Hacı Bayram-ı Veli adı verilir ona... 1352 yılında Ankara’nın Çubuksuyu kenarındaki Sol fasıl (Zül- Fazl) köyünde dünyaya geldiği, asıl isminin Numan, babasının da Koyunluca Ahmet adında biri olduğu bildirilir.

Anadolu’ya hicret eden meşhur Kayserili Hamideddin İbni Musa’yı (Somuncu Baba) tanıyana kadar Ankara’da Kara Medrese’nin müderrisliğini yapan büyük bir âlimdir. O da birçok kişi gibi, Somuncu Baba’nın neşe ve kemaline aşık olup tarikate bağlanır, müderrisliği bırakır.
İntisap ettiği bu zat, Bursa’da  fırıncılık yapar ve pişirdiği ekmekleri “Somunlar, Müminler!” diye seslenerek sattığı için halk arasında Somuncu Baba adıyla tanınır. Ama kendini açığa vurmaktan hoşlanmaz. Öyle ki, bir gün
Yıldırım Bayezid Bursa’da Camii Kebir’i yaptırdıktan sonra ilk Cuma namazının Emir Sultan tarafından kıldırılmasını ister. Ama Emir Sultan, Somuncu Baba ‘yı kastederek, “Gavs-ı Azam bu şehirde iken, bu hizmet bize münasip değildir.” deyip imameti ona bırakır. Ebu Hamideddin, namazı kıldırdıktan sonra, özellikle Molla Fenari’nin merak ettiği Fatiha tefsirini de yapınca ünü iyice yayılır.
Bu olay, şöhretten kaçmak isteyen Hamideddin ‘in Bursa’dan ayrılmasına sebep olur.
Hacı Bayram da şeyhini bırakmayarak onunla Şam a ve Mekke’ye gider, sonunda birlikte Aksaray’ a gelirler.
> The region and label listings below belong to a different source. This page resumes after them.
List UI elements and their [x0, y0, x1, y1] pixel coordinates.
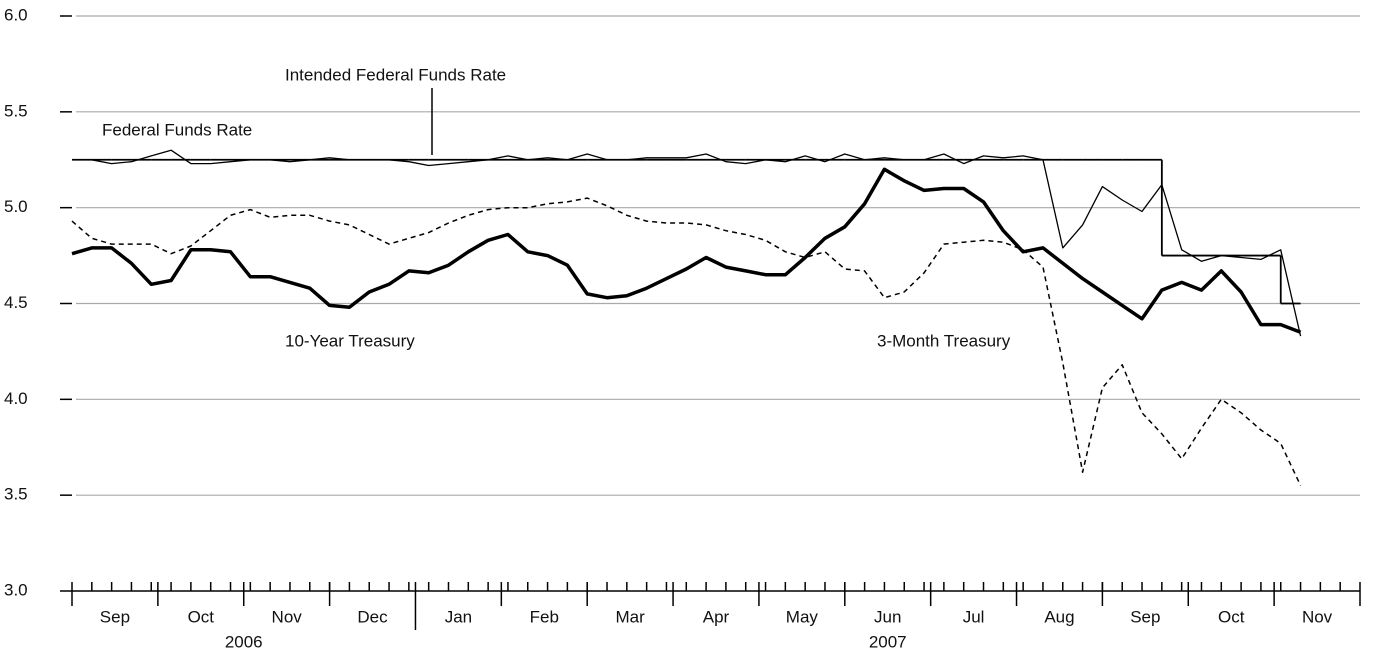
x-tick-label: Aug — [1044, 607, 1074, 626]
x-tick-label: Jul — [963, 607, 985, 626]
x-tick-label: Jun — [874, 607, 901, 626]
x-tick-label: Dec — [357, 607, 388, 626]
series-label: Intended Federal Funds Rate — [285, 65, 506, 84]
y-tick-label: 3.0 — [4, 580, 28, 599]
x-tick-label: Oct — [1218, 607, 1245, 626]
series-label: 10-Year Treasury — [285, 331, 415, 350]
x-tick-label: Nov — [1302, 607, 1333, 626]
x-tick-label: Jan — [445, 607, 472, 626]
series-line — [72, 149, 1302, 337]
x-tick-label: Sep — [100, 607, 130, 626]
x-tick-label: Nov — [272, 607, 303, 626]
x-tick-label: Mar — [615, 607, 645, 626]
x-tick-label: Feb — [530, 607, 559, 626]
y-tick-label: 6.0 — [4, 5, 28, 24]
series-label: 3-Month Treasury — [877, 331, 1011, 350]
series-line — [71, 197, 1302, 486]
y-tick-label: 4.0 — [4, 389, 28, 408]
y-tick-label: 5.5 — [4, 101, 28, 120]
x-tick-label: May — [786, 607, 819, 626]
y-tick-label: 4.5 — [4, 293, 28, 312]
series-line — [71, 167, 1302, 334]
y-tick-label: 5.0 — [4, 197, 28, 216]
year-label: 2006 — [225, 632, 263, 651]
x-tick-label: Oct — [188, 607, 215, 626]
x-tick-label: Sep — [1130, 607, 1160, 626]
year-label: 2007 — [869, 632, 907, 651]
y-tick-label: 3.5 — [4, 485, 28, 504]
x-tick-label: Apr — [703, 607, 730, 626]
series-label: Federal Funds Rate — [102, 120, 252, 139]
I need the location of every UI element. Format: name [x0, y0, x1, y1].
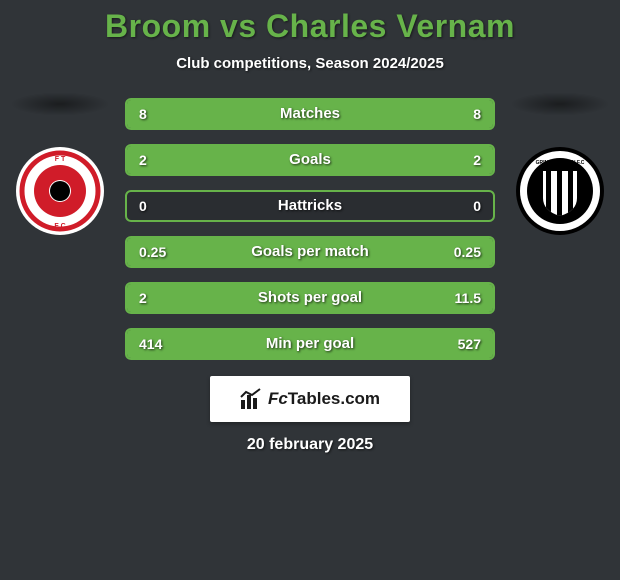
left-player-column: F T F C — [0, 92, 120, 236]
stats-table: 8Matches8 2Goals2 0Hattricks0 0.25Goals per… — [125, 92, 495, 360]
stat-label: Matches — [127, 100, 493, 128]
stat-label: Goals — [127, 146, 493, 174]
stat-value-right: 527 — [458, 330, 481, 358]
stat-row: 2Goals2 — [125, 144, 495, 176]
stat-value-right: 8 — [473, 100, 481, 128]
right-player-column: GRIMSBY TOWN F.C — [500, 92, 620, 236]
right-club-badge: GRIMSBY TOWN F.C — [515, 146, 605, 236]
stat-label: Hattricks — [127, 192, 493, 220]
stat-label: Goals per match — [127, 238, 493, 266]
stat-value-right: 0.25 — [454, 238, 481, 266]
brand-text: FcTables.com — [268, 389, 380, 409]
svg-text:GRIMSBY TOWN F.C: GRIMSBY TOWN F.C — [536, 160, 585, 166]
page-title: Broom vs Charles Vernam — [0, 8, 620, 45]
stat-row: 414Min per goal527 — [125, 328, 495, 360]
stat-value-right: 0 — [473, 192, 481, 220]
subtitle: Club competitions, Season 2024/2025 — [0, 55, 620, 72]
badge-shadow — [510, 92, 610, 116]
stat-row: 0Hattricks0 — [125, 190, 495, 222]
stat-value-right: 11.5 — [455, 284, 481, 312]
stat-label: Shots per goal — [127, 284, 493, 312]
left-club-badge: F T F C — [15, 146, 105, 236]
brand-logo[interactable]: FcTables.com — [210, 376, 410, 422]
stat-row: 0.25Goals per match0.25 — [125, 236, 495, 268]
stat-row: 2Shots per goal11.5 — [125, 282, 495, 314]
stat-value-right: 2 — [473, 146, 481, 174]
svg-text:F T: F T — [55, 156, 66, 163]
comparison-date: 20 february 2025 — [0, 436, 620, 454]
svg-text:F C: F C — [54, 223, 65, 230]
stat-label: Min per goal — [127, 330, 493, 358]
badge-shadow — [10, 92, 110, 116]
brand-chart-icon — [240, 388, 262, 410]
stat-row: 8Matches8 — [125, 98, 495, 130]
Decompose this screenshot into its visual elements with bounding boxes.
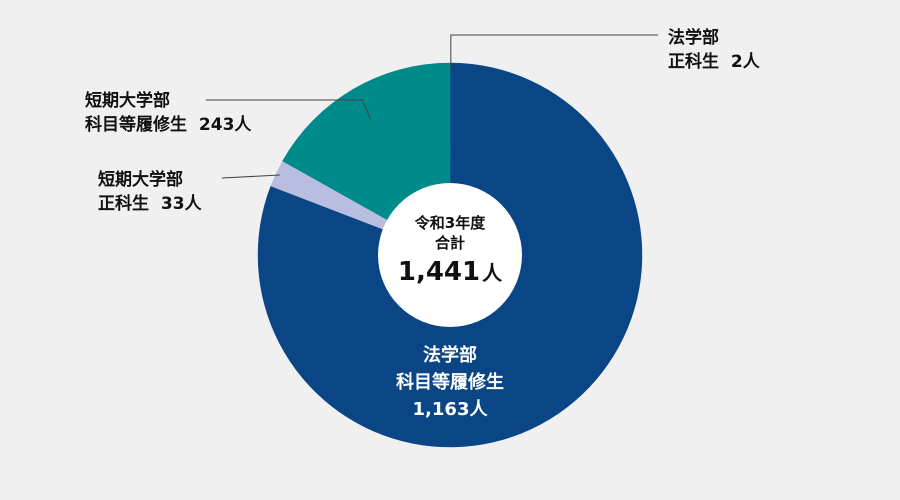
label-line2: 科目等履修生 xyxy=(396,372,504,393)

Şeyh Hamideddin 1412’de vefat ettikten sonra, kendisi Ankara’ya döner, orada yerleşip Halvetiyye ile Nakşibendiyyenin yollarını birleştirerek Bayramiliği yaymaya başlar. Bu tarikat, aşkı ve cezbeyi esas alıp, yaptıkları hayrı, kulluğu gizlemeyi, halkın kınamasını, riya ve gösterişe, hırkaya, taca, tesbihe, mescide (halk dilindeki anlamıyla) tercih eden Melamiliğin bir uzantısı sayılabilir. Hacı Bayram’ın  1428/29’da vefatından sonra da sekiz halifesi yolu devam ettirirler. Bunlardan Akşemseddin kolu tasavvufu, Emir Sikkinî koluysa Melameti yayar.

Hacı Bayram-ı Veli ‘nin Yunus Tarzında yazdığı bir ilahisinde geçen şu satırlar, Bayramilik anlayışının esaslarını açıklar gibidir:
Bilmek istersen seni
Can içre ara canı

Geç canından bul anı
Sen seni bil sen seni

Kim bildi efalini
Ol bildi sıfatını

Anda gördü Zatını
Sen seni bil seni

Görünen sıfatındır
Anı gören Zatındır

Gayrı ne hacetindir
Sen seni bil sen seni

İlahi, bilmek, bulmak, ve olmak aşamalarını işaret  ederek tamamlanır:
Bayram özüni bildi
Bileni anda buldu

Bulan ol kendi oldu
Sen seni bil sen seni.

Ankara’da ziraatle uğraşıp geçimini temin eder Hacı Bayram; ekini dervişlerle birlikte biçer, toplananı fukarasına dağıtır, gerektiği kadarını tekkede bırakır. Herkesin alın teri ve el emeğiyle geçinmesini, toplanan gelirin de paylaşılmasını şart koşar. Dervişlerden bilgili olanlar köylere gidip halkı aydınlatma işini üstlenir. Böylece, etrafına toplananların sayısı gün geçtikçe artar...
O sıralarda zaten Anadolu’da tasavvuf etkisi, birçok kişiyi cezbetmiş ve dairesine almış durumdadır.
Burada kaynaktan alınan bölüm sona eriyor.